La venganza de Carmen Laforet, la mujer que quiso vivir su vida

CULTURA

Un libro rescata los artículos que la escritora publicó en «Destino», un alarde de genialidad y elegante grito contra el arquetipo femenino

06 sep 2021 . Actualizado a las 15:06 h.

Para la mayoría será siempre la autora de Nada. Un título tan indisociable al nombre de Carmen Laforet (Barcelona, 1921-Madrid, 2004) que parece que este gran éxito la devoró como si fuese su único libro. La historia, y los planes de estudio tienen una deuda con la persona que estrenó el Premio Nadal en 1944 y dejó obras como La mujer nueva, Premio Nacional de Literatura, o La isla y los demonios. Con el centenario de su nacimiento, llega a las librerías un pequeño tesoro, Puntos de vista de una mujer (Destino, 2021), la recopilación de sus artículos en la sección bautizada con el mismo nombre en el semanario Destino. Unos textos escritos entre 1948 y 1953 que son un retrato social del momento y resultan igual de reveladores siete décadas después. Más allá del corpus literario, permiten ver el pensamiento de una mujer que explica que no es la perfecta ama de casa ni quiere serlo.

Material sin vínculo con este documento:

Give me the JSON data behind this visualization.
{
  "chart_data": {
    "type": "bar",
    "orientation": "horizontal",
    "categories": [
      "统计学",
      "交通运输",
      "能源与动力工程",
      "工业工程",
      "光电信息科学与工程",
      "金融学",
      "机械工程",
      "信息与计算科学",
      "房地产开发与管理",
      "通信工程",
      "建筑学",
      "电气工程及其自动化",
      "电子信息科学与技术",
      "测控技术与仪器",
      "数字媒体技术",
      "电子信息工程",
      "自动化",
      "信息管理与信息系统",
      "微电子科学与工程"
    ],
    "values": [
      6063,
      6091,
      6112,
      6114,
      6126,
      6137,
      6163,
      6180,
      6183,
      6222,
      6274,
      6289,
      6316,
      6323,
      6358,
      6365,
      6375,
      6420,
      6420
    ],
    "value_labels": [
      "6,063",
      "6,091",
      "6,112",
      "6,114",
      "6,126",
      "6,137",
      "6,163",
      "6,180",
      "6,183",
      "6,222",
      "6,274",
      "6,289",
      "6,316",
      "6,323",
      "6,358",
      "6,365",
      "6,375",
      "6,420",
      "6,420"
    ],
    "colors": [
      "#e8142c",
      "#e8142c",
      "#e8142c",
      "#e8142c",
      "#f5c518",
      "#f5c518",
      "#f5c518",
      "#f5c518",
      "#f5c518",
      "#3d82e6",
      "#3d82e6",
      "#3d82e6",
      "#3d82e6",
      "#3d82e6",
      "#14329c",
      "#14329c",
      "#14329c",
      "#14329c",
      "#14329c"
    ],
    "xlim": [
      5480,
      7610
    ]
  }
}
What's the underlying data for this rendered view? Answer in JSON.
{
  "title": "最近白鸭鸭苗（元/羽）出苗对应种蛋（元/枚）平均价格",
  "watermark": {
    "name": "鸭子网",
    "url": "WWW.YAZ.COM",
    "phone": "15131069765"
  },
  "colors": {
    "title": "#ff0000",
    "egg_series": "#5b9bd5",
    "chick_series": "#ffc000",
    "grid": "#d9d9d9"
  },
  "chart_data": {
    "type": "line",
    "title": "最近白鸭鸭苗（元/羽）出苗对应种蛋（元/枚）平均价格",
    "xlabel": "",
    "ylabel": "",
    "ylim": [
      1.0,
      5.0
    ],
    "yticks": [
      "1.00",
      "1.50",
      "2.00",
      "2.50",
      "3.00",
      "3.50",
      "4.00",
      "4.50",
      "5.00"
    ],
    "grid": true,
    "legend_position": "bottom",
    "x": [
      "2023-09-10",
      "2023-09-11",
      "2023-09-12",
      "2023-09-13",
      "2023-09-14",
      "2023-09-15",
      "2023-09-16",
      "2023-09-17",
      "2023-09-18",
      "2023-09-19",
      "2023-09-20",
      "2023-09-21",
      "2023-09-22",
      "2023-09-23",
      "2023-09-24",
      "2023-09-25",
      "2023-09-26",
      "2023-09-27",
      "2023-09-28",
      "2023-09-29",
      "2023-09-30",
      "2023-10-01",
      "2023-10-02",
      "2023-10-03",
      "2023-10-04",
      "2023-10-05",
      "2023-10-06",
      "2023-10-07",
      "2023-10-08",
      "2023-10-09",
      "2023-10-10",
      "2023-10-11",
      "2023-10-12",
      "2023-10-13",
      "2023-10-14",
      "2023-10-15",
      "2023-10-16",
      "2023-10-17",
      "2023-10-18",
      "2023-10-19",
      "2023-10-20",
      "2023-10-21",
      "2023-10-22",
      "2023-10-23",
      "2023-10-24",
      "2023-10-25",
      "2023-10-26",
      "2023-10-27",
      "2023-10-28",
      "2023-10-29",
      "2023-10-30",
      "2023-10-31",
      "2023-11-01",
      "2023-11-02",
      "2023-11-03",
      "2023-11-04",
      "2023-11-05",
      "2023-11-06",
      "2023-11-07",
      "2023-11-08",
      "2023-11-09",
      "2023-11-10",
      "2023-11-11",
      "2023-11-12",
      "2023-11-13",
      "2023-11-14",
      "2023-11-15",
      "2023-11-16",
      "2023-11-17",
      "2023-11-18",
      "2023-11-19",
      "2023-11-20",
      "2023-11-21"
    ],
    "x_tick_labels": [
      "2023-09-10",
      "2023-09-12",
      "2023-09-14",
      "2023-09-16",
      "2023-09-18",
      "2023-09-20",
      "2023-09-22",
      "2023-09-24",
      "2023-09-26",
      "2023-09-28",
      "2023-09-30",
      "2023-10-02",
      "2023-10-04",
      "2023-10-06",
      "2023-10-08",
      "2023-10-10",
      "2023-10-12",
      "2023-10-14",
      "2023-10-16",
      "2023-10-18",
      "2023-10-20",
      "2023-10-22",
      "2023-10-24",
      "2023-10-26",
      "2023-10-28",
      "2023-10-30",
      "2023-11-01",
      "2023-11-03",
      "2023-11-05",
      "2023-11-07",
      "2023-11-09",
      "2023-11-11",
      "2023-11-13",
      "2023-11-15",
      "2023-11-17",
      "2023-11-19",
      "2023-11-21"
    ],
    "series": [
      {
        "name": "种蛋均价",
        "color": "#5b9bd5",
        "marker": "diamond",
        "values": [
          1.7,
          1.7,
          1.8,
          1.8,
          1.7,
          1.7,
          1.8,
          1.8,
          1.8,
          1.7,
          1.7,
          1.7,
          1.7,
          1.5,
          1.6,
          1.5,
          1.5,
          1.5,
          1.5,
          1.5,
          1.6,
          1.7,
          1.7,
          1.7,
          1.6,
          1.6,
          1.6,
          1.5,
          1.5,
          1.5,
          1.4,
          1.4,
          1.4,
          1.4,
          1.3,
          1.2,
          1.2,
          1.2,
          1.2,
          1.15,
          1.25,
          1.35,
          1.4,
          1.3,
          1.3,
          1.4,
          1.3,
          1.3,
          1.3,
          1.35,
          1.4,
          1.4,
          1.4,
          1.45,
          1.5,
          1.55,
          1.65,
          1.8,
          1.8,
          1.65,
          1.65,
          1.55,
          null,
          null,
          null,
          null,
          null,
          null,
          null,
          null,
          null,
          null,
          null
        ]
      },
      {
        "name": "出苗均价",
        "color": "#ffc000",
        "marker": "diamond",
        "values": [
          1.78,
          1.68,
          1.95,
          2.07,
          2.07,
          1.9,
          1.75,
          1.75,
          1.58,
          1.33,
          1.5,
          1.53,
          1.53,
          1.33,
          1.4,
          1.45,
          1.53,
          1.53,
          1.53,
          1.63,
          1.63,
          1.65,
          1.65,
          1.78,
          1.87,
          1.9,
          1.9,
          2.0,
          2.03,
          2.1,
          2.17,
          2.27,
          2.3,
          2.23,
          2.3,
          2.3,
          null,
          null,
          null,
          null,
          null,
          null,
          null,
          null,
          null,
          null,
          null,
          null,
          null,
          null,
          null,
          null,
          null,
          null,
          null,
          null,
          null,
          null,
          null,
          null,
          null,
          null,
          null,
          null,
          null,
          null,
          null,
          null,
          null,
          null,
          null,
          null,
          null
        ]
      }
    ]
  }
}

Ideas cortas y cabellos largos

Su primer artículo, La fiesta de la moda, empieza así: «Yo quisiera escribir para mujeres sobre temas nuestros, de mujeres. Lo malo es que yo no voy a hacer un apartado de recetas culinarias, de charlas de puericultura o sobre la mejor manera de fruncir una cortina... Nuestro deber es, en la mayoría de los casos, olvidarnos de nosotras mismas y vivir cada hora la vida de los nuestros». Tan apabullante y moderna declaración de intenciones se publicó en noviembre de 1948.

«Fue valiente ella y fue valiente la revista con la censura. Con mucha sutileza, sus escritores aprendieron el arte de decir sin decir. Los artículos de Carmen permiten contemplar a una escritora conectada con su mundo, complejo y difícil. Destino le hace el encargo después del fenómeno social que fue Nada, que publicó con 23 años, para captar lectoras. Ella explica la realidad desde sus zapatos. De la anécdota es capaz de trascender a la reflexión de mayor calado. Esa es su grandeza. En estos textos nos está hablando de las limitaciones del mundo de la mujer. Ella no se dirige, y lo deja claro, al arquetipo femenino que se quería imponer», explica la profesora de la Universidad de Barcelona (UB), la misma en la que estudió Laforet, Blanca Ripoll.